The story was pathetic, in all senses, but hardly enough to sustain attention for an hour, so the programme-makers tried desperately hard to infuse it with glamour and mystery.The moderately attractive Kanga was a "blonde bombshell", Charles "the most intoxicating sex god" of the early 1970s, more desirable than Roger Moore, Tom Jones and George Best, the commentary reckoned, though that claim was sadly undermined by accompanying footage of a sweating, blazer-clad buffoon (I'm not talking about Moore). She was painted as a colonial innocent, whose breezy informality won all hearts, but, a succession of creepy biographers and "confidants" explained, she didn't grasp, as Camilla instinctively did, the unwritten rules of aristocratic sex, which made it OK for her to be shagging the heir to the throne while her husband nipped out for a tactful spot of shooting. Whether, as the programme implied, it takes 300 years of inbreeding to tell you not to go shooting your mouth off to Nigel Dempster is open to debate. Then there were hints of something darker. At the end of 20 years of enmity, the commentary noted, Kanga was dead and Camilla got her man. Later on, this was reformulated: "Two of the three most significant women in Prince Charles's life were now dead, and the way was clear for Camilla." And the fall that paralysed her – apparently a suicide attempt by a woman with serious mental-health problems – was persistently "mysterious". Look, is this a conspiracy theory or not? If you want to say that evil Camilla had her whacked, come right out with it. Otherwise, shut the hell up and let me get on with watching the American election results.

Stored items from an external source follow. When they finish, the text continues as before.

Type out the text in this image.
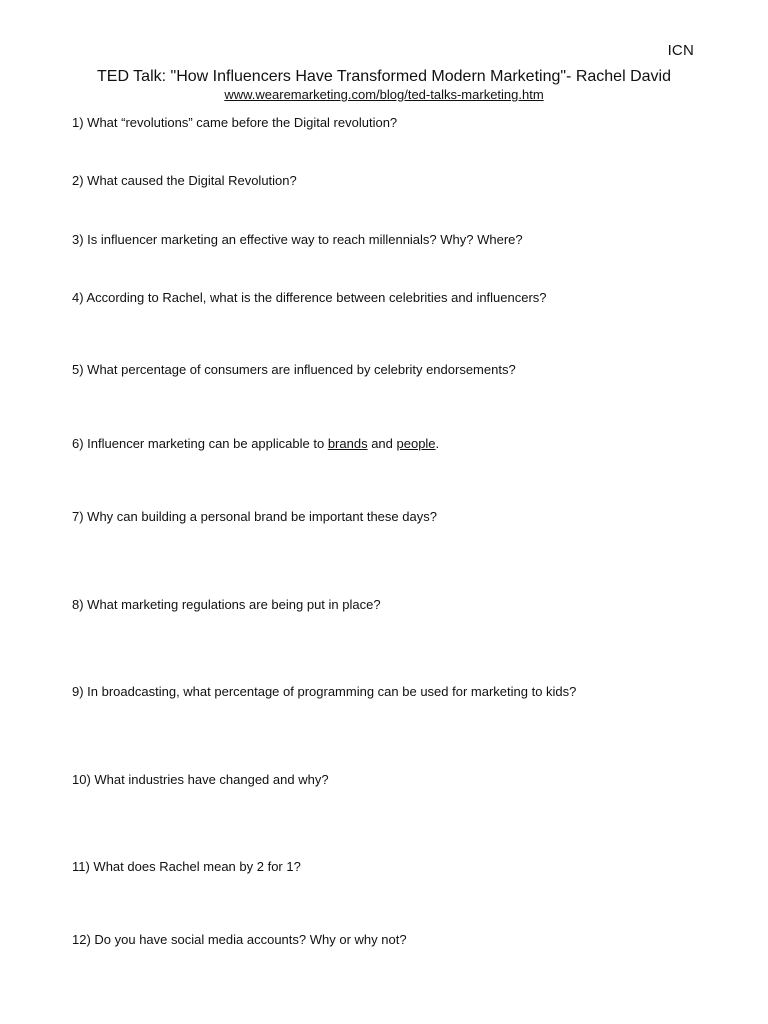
ICN
TED Talk: "How Influencers Have Transformed Modern Marketing"- Rachel David
www.wearemarketing.com/blog/ted-talks-marketing.htm
1) What “revolutions” came before the Digital revolution?
2) What caused the Digital Revolution?
3) Is influencer marketing an effective way to reach millennials? Why? Where?
4) According to Rachel, what is the difference between celebrities and influencers?
5) What percentage of consumers are influenced by celebrity endorsements?
6) Influencer marketing can be applicable to brands and people.
7) Why can building a personal brand be important these days?
8) What marketing regulations are being put in place?
9) In broadcasting, what percentage of programming can be used for marketing to kids?
10) What industries have changed and why?
11) What does Rachel mean by 2 for 1?
12) Do you have social media accounts? Why or why not?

The first thing to say about Nature Shock: Mutant Devils is kudos for the title. Personally, I'm liable to watch anything with either "mutant" or "devil" in the title, and the combination just gives me a warm, tingly feeling. The second is that, after the come-on, the programme exceeded expectations in all respects, being an admirably straightforward and thorough explanation of a fascinating and scary natural phenomenon. In the past 10 years, Tasmanian devils, small but remarkably vicious scavengers, have been dying out in their thousands, killed by a plague of disfiguring facial tumours – we saw horrible photographs of animals with faces swollen and torn beyond recognition. The programme took us through the process by which the plague was spotted and investigated, before it was established that the tumours were contagious; genetically identical cancer cells are transmitted from devil to devil, perhaps through gnawing at the same carcasses, more likely through bites. Devils bite one another a lot, both in frequent fights and during sex. Even if I didn't know that, I don't think I'd be comfortable getting physically involved with somebody with those teeth. The bad news is that, thanks to decades of trapping and poisoning, the devil population has shrunk and become inbred, making it particularly vulnerable to infection; the good news is that a small population of devils in north-western Tasmania has developed immunity.

Every so often, the programme was livened up by somebody proclaiming their love for the devil, or predicting doom for western devils, which made it sound oddly like a tape of Osama bin Laden, and the cherry on top was a narration by Anthony Head, Giles the librarian in Buffy the Vampire Slayer, a man who knows from mutant devils.